The predominant reality of party politics since Reagan is the rightward shift of the Republicans to where they now occupy the space reserved for fascists. The mainstream polisci notion of a political party is a coalition of disparate groups that have some core common agreement on issues and an understanding that if a group gives on one issue it will get support on others. The Democrats have been a weak party because they lost their union base, and compromised with the republicans in the new-liberal era. It was not a weak party under FDR - everybody knew where it stood.

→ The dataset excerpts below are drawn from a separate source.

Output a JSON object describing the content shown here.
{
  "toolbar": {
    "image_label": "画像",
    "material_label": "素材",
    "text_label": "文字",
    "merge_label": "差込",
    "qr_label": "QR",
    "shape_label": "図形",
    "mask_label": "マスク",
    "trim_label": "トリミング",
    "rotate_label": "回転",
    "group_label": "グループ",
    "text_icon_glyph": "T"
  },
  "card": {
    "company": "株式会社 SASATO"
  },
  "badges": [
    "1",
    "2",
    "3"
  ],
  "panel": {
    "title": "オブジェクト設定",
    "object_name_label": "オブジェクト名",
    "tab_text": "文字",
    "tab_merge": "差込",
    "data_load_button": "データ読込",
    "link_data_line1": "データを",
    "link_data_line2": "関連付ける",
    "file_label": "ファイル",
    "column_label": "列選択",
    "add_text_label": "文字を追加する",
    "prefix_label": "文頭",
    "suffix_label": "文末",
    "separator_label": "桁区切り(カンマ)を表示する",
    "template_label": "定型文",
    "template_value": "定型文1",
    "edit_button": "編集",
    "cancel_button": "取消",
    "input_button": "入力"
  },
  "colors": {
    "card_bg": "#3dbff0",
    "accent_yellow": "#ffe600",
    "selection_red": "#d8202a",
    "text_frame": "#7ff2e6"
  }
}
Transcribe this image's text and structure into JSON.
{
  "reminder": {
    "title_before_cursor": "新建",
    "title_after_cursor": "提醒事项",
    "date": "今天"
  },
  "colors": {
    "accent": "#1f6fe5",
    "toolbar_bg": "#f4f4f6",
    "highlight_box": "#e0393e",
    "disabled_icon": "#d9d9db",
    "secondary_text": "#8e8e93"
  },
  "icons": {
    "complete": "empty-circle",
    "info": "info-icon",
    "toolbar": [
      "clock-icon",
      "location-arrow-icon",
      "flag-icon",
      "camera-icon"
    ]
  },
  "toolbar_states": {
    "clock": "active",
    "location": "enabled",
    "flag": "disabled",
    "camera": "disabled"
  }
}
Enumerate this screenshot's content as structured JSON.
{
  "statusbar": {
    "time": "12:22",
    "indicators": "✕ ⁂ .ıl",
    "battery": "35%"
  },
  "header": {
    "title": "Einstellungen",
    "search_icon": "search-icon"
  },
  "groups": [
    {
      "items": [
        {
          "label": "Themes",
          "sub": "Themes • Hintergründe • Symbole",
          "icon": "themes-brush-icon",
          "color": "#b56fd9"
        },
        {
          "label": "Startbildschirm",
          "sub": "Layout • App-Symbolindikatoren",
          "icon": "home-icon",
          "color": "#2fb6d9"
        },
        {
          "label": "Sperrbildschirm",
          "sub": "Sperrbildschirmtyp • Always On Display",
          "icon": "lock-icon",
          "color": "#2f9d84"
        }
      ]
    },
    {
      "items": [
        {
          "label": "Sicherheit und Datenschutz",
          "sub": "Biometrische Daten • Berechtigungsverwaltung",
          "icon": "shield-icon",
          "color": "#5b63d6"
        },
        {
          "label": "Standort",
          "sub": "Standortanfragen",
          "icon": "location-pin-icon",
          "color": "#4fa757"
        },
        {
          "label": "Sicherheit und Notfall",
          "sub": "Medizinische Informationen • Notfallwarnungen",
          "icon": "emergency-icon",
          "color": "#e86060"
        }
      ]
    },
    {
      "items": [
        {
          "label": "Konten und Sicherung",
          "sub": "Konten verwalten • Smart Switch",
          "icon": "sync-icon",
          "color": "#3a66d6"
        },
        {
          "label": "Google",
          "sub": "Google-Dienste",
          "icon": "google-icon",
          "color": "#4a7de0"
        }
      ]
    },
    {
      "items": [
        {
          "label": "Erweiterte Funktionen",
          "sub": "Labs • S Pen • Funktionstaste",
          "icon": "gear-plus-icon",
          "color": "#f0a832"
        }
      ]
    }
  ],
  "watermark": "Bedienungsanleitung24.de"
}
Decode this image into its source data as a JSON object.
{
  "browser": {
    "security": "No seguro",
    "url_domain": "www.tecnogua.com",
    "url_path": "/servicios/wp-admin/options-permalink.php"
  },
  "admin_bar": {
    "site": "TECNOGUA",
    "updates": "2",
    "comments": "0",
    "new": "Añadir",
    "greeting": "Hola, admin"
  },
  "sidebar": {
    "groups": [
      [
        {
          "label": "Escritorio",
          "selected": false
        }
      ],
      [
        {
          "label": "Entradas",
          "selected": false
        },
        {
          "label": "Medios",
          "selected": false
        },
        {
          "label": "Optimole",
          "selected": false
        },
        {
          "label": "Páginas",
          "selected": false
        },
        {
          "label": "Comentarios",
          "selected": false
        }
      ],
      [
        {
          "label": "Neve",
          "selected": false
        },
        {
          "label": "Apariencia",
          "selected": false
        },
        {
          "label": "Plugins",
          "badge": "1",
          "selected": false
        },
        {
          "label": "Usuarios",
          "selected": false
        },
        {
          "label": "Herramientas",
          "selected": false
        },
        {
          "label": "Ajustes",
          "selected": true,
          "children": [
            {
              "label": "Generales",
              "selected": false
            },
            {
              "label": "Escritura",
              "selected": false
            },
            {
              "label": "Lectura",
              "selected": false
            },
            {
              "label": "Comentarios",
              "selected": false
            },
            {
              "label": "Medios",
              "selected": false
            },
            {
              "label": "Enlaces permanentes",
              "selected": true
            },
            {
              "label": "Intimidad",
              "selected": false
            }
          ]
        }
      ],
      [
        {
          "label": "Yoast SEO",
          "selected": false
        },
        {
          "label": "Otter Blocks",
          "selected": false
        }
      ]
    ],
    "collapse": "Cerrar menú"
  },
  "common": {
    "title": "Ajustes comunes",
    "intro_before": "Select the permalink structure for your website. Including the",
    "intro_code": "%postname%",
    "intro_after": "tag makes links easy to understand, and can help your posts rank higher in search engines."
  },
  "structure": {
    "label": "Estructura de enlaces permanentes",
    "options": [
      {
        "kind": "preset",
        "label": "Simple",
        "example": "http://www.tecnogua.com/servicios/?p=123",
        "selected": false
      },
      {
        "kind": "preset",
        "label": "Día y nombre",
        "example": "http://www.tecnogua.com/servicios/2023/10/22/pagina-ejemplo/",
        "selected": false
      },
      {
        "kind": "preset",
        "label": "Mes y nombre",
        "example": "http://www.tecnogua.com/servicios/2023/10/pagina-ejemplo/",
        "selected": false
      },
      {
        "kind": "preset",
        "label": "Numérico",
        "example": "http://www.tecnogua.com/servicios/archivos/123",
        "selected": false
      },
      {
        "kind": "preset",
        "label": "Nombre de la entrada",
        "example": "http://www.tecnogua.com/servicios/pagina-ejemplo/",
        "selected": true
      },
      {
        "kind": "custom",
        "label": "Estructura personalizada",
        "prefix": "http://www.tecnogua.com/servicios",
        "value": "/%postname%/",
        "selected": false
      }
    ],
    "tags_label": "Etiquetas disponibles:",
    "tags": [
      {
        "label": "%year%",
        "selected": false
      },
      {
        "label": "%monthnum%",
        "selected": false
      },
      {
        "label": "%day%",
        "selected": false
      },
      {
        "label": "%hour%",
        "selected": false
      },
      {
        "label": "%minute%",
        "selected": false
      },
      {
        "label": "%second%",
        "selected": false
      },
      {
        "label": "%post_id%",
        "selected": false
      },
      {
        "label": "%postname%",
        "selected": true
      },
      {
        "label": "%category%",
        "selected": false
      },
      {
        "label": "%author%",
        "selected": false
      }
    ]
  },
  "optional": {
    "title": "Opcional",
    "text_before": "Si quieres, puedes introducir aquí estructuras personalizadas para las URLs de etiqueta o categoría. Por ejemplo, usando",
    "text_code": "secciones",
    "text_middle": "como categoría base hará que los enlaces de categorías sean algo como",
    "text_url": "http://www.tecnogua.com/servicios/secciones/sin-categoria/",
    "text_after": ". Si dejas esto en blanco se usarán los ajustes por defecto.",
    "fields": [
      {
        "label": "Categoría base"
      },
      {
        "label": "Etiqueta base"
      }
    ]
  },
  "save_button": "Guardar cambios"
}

The Democrats are picking up the vast majority of voters under 30 (men and women) who have not been major players until 2018. Dems are also picking people who were republican learners. These folks have been cross pressured for a long time - many who think small gov’t is a good principle also were pro-environment, gay marriage, etc. and They contributed to the wave in 2018. So the Dems pick up suburban, educated women and a lesser number of men, a solid majority of Hispanic voters. Add in the NE and west-coast liberals along with the Black vote and here we are.
I think the real issue will center around how well the dems can integrate the progressive cohort. A party that stands for economic and health security, racial justice and systematic reform of policing, and the green new deal, and delivers will, I think, be something like the reincarnation of the party of FDR. If they can’t get together on these issues, a centrist democratic/republican coalition and a progressive party will likely enter the lists with the fascists.